MotoCharcoal Briquettes – Mercy Manyuchi, Zimbabwe

Bio-briquettes are a cooking fuel made from leftover corn stalks and leaves. They provide a clean source of energy that burns with the same calorific value as charcoal, and could help prevent deforestation by reducing the use of charcoal or firewood. Zimbabwe produces about 480 000 tonnes of corn waste every year, from which bio-briquettes can be produced as an affordable and environmentally-friendly energy supply.

Totohealth – Malele Ngalu, Kenya

Totohealth is an information system that guides parents through pregnancy and childhood by sending them vital maternal and child health information via text messages. Text messages are sent to parents twice a week based on when they registered their pregnancy or the birth of a child. The messages provide information on nutrition, immunisation, hygiene, breastfeeding, family planning and childhood diseases. Totohealth helps parents identify abnormalities and advises the milestones and changes to expect from infants and toddlers.
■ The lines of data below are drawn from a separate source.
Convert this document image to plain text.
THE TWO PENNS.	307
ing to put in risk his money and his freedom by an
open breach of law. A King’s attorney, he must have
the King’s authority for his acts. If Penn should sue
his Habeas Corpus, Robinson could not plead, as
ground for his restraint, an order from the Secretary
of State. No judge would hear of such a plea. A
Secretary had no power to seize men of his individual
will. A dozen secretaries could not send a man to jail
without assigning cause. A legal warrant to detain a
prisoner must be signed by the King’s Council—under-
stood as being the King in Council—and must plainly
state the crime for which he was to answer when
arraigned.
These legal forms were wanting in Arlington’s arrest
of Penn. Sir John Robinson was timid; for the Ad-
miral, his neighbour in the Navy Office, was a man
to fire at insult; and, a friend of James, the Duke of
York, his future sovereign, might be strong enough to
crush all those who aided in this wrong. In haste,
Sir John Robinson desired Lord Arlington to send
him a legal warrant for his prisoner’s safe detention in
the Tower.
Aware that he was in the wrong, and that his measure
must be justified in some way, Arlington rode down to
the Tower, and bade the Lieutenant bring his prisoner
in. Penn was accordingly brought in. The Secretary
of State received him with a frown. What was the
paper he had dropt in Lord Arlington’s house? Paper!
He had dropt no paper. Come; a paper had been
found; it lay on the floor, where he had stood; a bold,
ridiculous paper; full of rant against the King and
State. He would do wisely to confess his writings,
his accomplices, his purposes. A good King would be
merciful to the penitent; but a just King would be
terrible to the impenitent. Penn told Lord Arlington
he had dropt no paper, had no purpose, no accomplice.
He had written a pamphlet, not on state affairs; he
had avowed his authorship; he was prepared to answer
Illuminum Greenhouse – Taita Ngetich, Kenya

Illuminum is a greenhouse made with local materials. Its solar panel and sensor technology creates a controlled environment in which to grow crops. The sensors collect data on temperature, humidity and soil moisture and send this to farmers via text message, allowing them to monitor and regulate their greenhouse without having to be on the farm. Irrigation can also be turned on and off via text message. The system works on all types of phones and the use of solar power makes Illuminum ideal for rural areas with poor access to energy.
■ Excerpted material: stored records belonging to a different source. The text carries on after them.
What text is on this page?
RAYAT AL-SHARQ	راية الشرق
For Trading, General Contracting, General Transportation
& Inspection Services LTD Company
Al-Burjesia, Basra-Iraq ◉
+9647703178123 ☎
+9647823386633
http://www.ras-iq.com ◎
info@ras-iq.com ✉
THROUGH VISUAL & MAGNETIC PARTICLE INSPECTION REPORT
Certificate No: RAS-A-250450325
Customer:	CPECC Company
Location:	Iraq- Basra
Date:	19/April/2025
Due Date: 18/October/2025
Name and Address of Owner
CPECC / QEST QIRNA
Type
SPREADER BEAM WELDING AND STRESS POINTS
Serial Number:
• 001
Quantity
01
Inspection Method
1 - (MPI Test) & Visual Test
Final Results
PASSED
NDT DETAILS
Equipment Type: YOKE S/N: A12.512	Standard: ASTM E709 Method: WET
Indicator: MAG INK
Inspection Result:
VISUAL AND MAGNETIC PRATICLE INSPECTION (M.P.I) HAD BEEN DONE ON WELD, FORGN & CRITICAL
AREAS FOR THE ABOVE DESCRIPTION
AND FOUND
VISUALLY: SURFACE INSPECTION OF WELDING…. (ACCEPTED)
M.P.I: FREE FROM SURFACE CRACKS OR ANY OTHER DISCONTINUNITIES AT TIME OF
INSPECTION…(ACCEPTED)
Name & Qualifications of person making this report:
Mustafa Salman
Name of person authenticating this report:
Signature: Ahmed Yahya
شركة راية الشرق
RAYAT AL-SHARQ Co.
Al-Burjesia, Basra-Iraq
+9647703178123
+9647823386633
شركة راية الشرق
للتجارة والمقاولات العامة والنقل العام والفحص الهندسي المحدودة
Tryctor – Olufemi Odeleye, Nigeria

The Tryctor is a three-wheeled mini-tractor for small-scale farmers. It can also be used as a mobile generator. Using low-cost local components, it is affordable, easy to maintain, efficient and simple to operate. The three-wheeled Tryctor is manufactured in Nigeria and aimed at small farmers and cooperatives. Its size to power ratio makes it a multi-purpose vehicle which can also be used to transport goods.

Africa Prize for Engineering Innovation awards finalists

All finalists will go through six months of training and mentorship. At the end of the training programme, one winner will be chosen and will receive a £25 000 cash prize (around R530 000) for their business.

“Innovations emerging from Africa show that engineering has the potential to shape our future economy,” said Liesbeth Botha, an Africa Prize for Engineering Innovation judge. “The Africa Prize shortlist is a showcase of ingenuity, and this is the kind of entrepreneur we should be supporting across the continent.”

The winners of the Africa Prize for Engineering Innovation will be announced in 2016.